Setores empresariais, por sua vez, pleiteiam que a abolição dessa escala e a redução da carga horária semanal de 44 para 40 horas sejam implementadas de forma progressiva.
"Temos acompanhado um debate sobre compensações. Neste cenário, gente, elas não são razoáveis", declarou Boulos. Ele comparou a situação ao aumento do salário mínimo, onde, segundo ele, nunca se propôs compensação às empresas, pois seria considerado um "alvo de chacota". O ministro reforçou que, se o impacto econômico for semelhante ao do salário mínimo, conforme estudos do Instituto de Pesquisa Econômica Aplicada (Ipea), não há justificativa para falar em "bolsa patrão" agora. A declaração foi feita em audiência pública da comissão especial que analisa a Proposta de Emenda à Constituição (PEC) da redução de jornada.
Ele prosseguiu, argumentando que é ilógico que o trabalhador, ao ter sua jornada reduzida para usufruir de dois dias de descanso – uma medida que deveria ser universalmente apoiada e não partidarizada –, tenha que financiar essa compensação por meio de seus impostos. "Não tem razoabilidade", concluiu.
A audiência pública também contou com a participação de Rick Azevedo, fundador do Movimento Vida Além do Trabalho (VAT) e atual vereador no Rio de Janeiro.
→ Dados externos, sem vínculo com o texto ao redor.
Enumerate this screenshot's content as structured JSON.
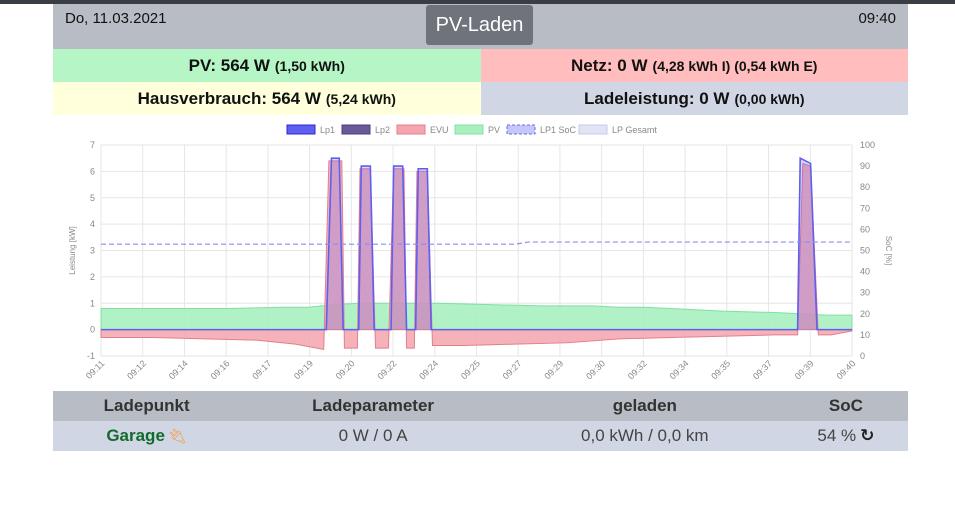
{
  "header": {
    "date": "Do, 11.03.2021",
    "title": "PV-Laden",
    "time": "09:40"
  },
  "summary": {
    "pv_label": "PV: 564 W",
    "pv_detail": "(1,50 kWh)",
    "netz_label": "Netz: 0 W",
    "netz_detail": "(4,28 kWh I) (0,54 kWh E)",
    "haus_label": "Hausverbrauch: 564 W",
    "haus_detail": "(5,24 kWh)",
    "lade_label": "Ladeleistung: 0 W",
    "lade_detail": "(0,00 kWh)"
  },
  "table": {
    "headers": [
      "Ladepunkt",
      "Ladeparameter",
      "geladen",
      "SoC"
    ],
    "row": {
      "ladepunkt": "Garage",
      "ladeparameter": "0 W / 0 A",
      "geladen": "0,0 kWh / 0,0 km",
      "soc": "54 %"
    }
  },
  "colors": {
    "lp1": "#5f5ff0",
    "lp2": "#6a5a9a",
    "evu": "#f4a5ad",
    "pv": "#a8f0c0",
    "soc": "#8c8cf0",
    "lp_gesamt": "#e3e3f6"
  },
  "chart_data": {
    "type": "line",
    "legend": [
      "Lp1",
      "Lp2",
      "EVU",
      "PV",
      "LP1 SoC",
      "LP Gesamt"
    ],
    "legend_position": "top",
    "ylabel_left": "Leistung [kW]",
    "ylabel_right": "SoC [%]",
    "ylim_left": [
      -1,
      7
    ],
    "ylim_right": [
      0,
      100
    ],
    "yticks_left": [
      "7",
      "6",
      "5",
      "4",
      "3",
      "2",
      "1",
      "0",
      "-1"
    ],
    "yticks_right": [
      "100",
      "90",
      "80",
      "70",
      "60",
      "50",
      "40",
      "30",
      "20",
      "10",
      "0"
    ],
    "xticks": [
      "09:11",
      "09:12",
      "09:14",
      "09:16",
      "09:17",
      "09:19",
      "09:20",
      "09:22",
      "09:24",
      "09:25",
      "09:27",
      "09:29",
      "09:30",
      "09:32",
      "09:34",
      "09:35",
      "09:37",
      "09:39",
      "09:40"
    ],
    "x_minutes": [
      0,
      29
    ],
    "series": [
      {
        "name": "PV",
        "points": [
          [
            0,
            0.8
          ],
          [
            1,
            0.8
          ],
          [
            3,
            0.8
          ],
          [
            5,
            0.8
          ],
          [
            7,
            0.85
          ],
          [
            8,
            0.85
          ],
          [
            9,
            0.95
          ],
          [
            10,
            1.0
          ],
          [
            11,
            1.0
          ],
          [
            13,
            1.0
          ],
          [
            15,
            0.95
          ],
          [
            17,
            0.9
          ],
          [
            19,
            0.9
          ],
          [
            20,
            0.85
          ],
          [
            21,
            0.85
          ],
          [
            22,
            0.8
          ],
          [
            24,
            0.7
          ],
          [
            26,
            0.65
          ],
          [
            27,
            0.6
          ],
          [
            28,
            0.55
          ],
          [
            29,
            0.55
          ]
        ]
      },
      {
        "name": "EVU",
        "points": [
          [
            0,
            -0.3
          ],
          [
            2,
            -0.3
          ],
          [
            4,
            -0.35
          ],
          [
            6,
            -0.4
          ],
          [
            7.5,
            -0.55
          ],
          [
            8.6,
            -0.75
          ],
          [
            8.8,
            6.4
          ],
          [
            9.3,
            6.4
          ],
          [
            9.4,
            -0.7
          ],
          [
            9.9,
            -0.7
          ],
          [
            10,
            6.1
          ],
          [
            10.4,
            6.1
          ],
          [
            10.6,
            -0.7
          ],
          [
            11.1,
            -0.7
          ],
          [
            11.3,
            6.1
          ],
          [
            11.7,
            6.1
          ],
          [
            11.8,
            -0.7
          ],
          [
            12.1,
            -0.7
          ],
          [
            12.2,
            6.0
          ],
          [
            12.6,
            6.0
          ],
          [
            12.8,
            -0.6
          ],
          [
            14,
            -0.6
          ],
          [
            16,
            -0.55
          ],
          [
            18,
            -0.5
          ],
          [
            20,
            -0.35
          ],
          [
            22,
            -0.3
          ],
          [
            24,
            -0.25
          ],
          [
            26,
            -0.2
          ],
          [
            26.9,
            -0.2
          ],
          [
            27.1,
            6.3
          ],
          [
            27.4,
            6.2
          ],
          [
            27.7,
            -0.2
          ],
          [
            28.2,
            -0.2
          ],
          [
            29,
            -0.05
          ]
        ]
      },
      {
        "name": "Lp1",
        "points": [
          [
            0,
            0
          ],
          [
            8.7,
            0
          ],
          [
            8.9,
            6.5
          ],
          [
            9.2,
            6.5
          ],
          [
            9.35,
            0
          ],
          [
            9.95,
            0
          ],
          [
            10.05,
            6.2
          ],
          [
            10.4,
            6.2
          ],
          [
            10.55,
            0
          ],
          [
            11.2,
            0
          ],
          [
            11.3,
            6.2
          ],
          [
            11.65,
            6.2
          ],
          [
            11.8,
            0
          ],
          [
            12.15,
            0
          ],
          [
            12.25,
            6.1
          ],
          [
            12.6,
            6.1
          ],
          [
            12.75,
            0
          ],
          [
            26.9,
            0
          ],
          [
            27.0,
            6.5
          ],
          [
            27.4,
            6.3
          ],
          [
            27.65,
            0
          ],
          [
            29,
            0
          ]
        ]
      },
      {
        "name": "LP1 SoC",
        "axis": "right",
        "points": [
          [
            0,
            53
          ],
          [
            16,
            53
          ],
          [
            16.5,
            54
          ],
          [
            29,
            54
          ]
        ]
      }
    ]
  }
}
Azevedo relatou sua vivência de 12 anos na escala 6x1 em diversos setores, como supermercados, farmácias, postos de gasolina, shoppings e call centers.
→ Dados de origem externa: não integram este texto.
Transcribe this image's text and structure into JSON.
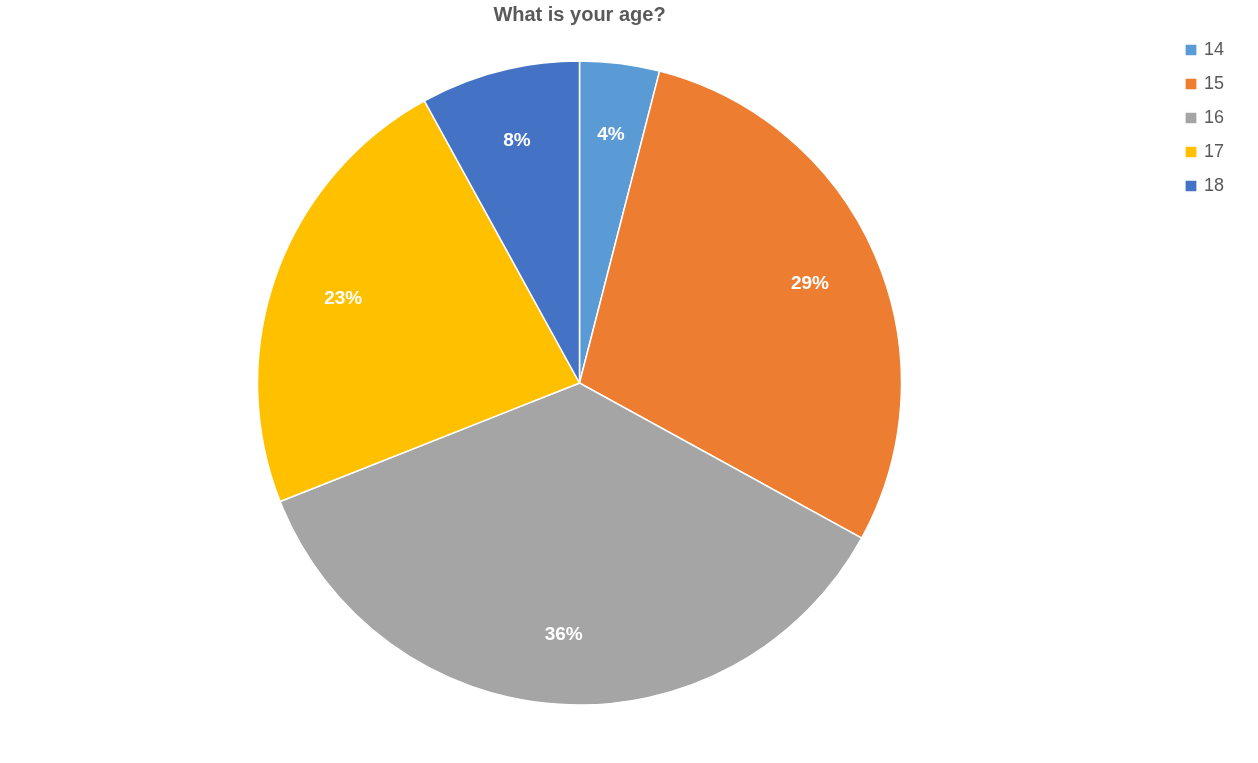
{
  "chart_data": {
    "type": "pie",
    "title": "What is your age?",
    "categories": [
      "14",
      "15",
      "16",
      "17",
      "18"
    ],
    "values": [
      4,
      29,
      36,
      23,
      8
    ],
    "colors": [
      "#5b9bd5",
      "#ed7d31",
      "#a5a5a5",
      "#ffc000",
      "#4472c4"
    ],
    "value_labels": [
      "4%",
      "29%",
      "36%",
      "23%",
      "8%"
    ],
    "legend": "right"
  }
}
"Eu sei exatamente o que o trabalhador e a trabalhadora brasileira enfrentam constantemente nessa escala desumana", enfatizou.
O ativista, reconhecido por impulsionar o tema nos últimos anos, questionou: "Como é que vocês acham que uma mãe de família, um pai de família, um jovem, conseguem viver nessa escala, conseguem ter dignidade nessa escala?". Ele compartilhou sua própria experiência: "Por anos, passei não me sentindo gente, não me sentindo pertencente à sociedade, não sentia capaz".
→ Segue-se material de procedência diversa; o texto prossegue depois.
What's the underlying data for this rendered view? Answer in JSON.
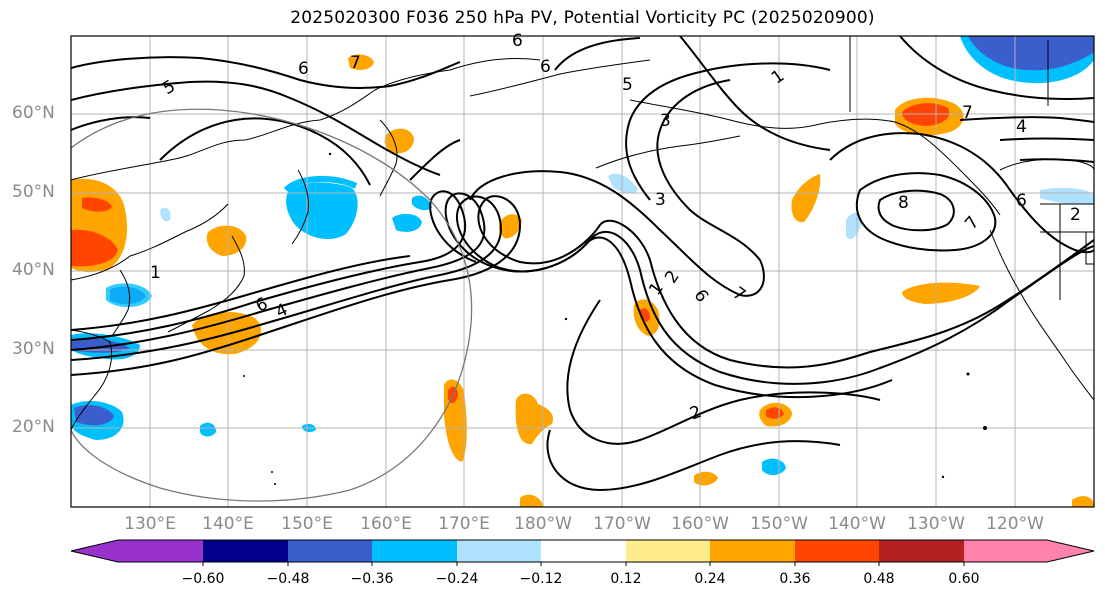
{
  "title": "2025020300 F036 250 hPa PV, Potential Vorticity PC (2025020900)",
  "lat_labels": [
    "60°N",
    "50°N",
    "40°N",
    "30°N",
    "20°N"
  ],
  "lon_labels": [
    "130°E",
    "140°E",
    "150°E",
    "160°E",
    "170°E",
    "180°W",
    "170°W",
    "160°W",
    "150°W",
    "140°W",
    "130°W",
    "120°W"
  ],
  "colorbar": {
    "ticks": [
      "−0.60",
      "−0.48",
      "−0.36",
      "−0.24",
      "−0.12",
      "0.12",
      "0.24",
      "0.36",
      "0.48",
      "0.60"
    ],
    "colors": [
      "#9932cc",
      "#00008b",
      "#3a5fcd",
      "#00bfff",
      "#b0e2ff",
      "#ffffff",
      "#ffec8b",
      "#ffa500",
      "#ff4500",
      "#b22222",
      "#ff82ab"
    ]
  },
  "contour_labels": [
    "5",
    "6",
    "7",
    "6",
    "5",
    "6",
    "1",
    "3",
    "7",
    "3",
    "8",
    "7",
    "6",
    "4",
    "2",
    "6",
    "4",
    "1",
    "1",
    "2",
    "6",
    "7",
    "2"
  ]
}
Rick Azevedo também expressou críticas veementes à possibilidade de compensações para os empresários e à ideia de um período de transição para a implementação da nova jornada.
"A escala 6x1 existe desde que a CLT foi instituída, e esta pauta está em discussão na sociedade desde 2023. O fim da escala 6x1 já deveria ter ocorrido", pontuou.
Mais cedo, ministros do governo Lula e lideranças da Câmara dos Deputados chegaram a um consenso: a PEC sobre o fim da escala 6x1 deverá propor uma alteração constitucional simplificada, visando garantir dois dias de descanso remunerado por semana (na escala 5x2) e a redução da jornada semanal de 44 para 40 horas.
Adicionalmente, foi acordada a aprovação de um projeto de lei (PL) com urgência constitucional, enviado pelo presidente Luiz Inácio Lula da Silva, para agilizar a tramitação da proposta. Este PL abordará questões específicas de certas categorias e adaptará a legislação vigente à nova PEC.
Conforme o deputado federal Alencar Santana (PT-SP), presidente da comissão especial da PEC, resta agora apenas definir se haverá algum tipo de compensação para os empresários e a eventualidade de um período de transição.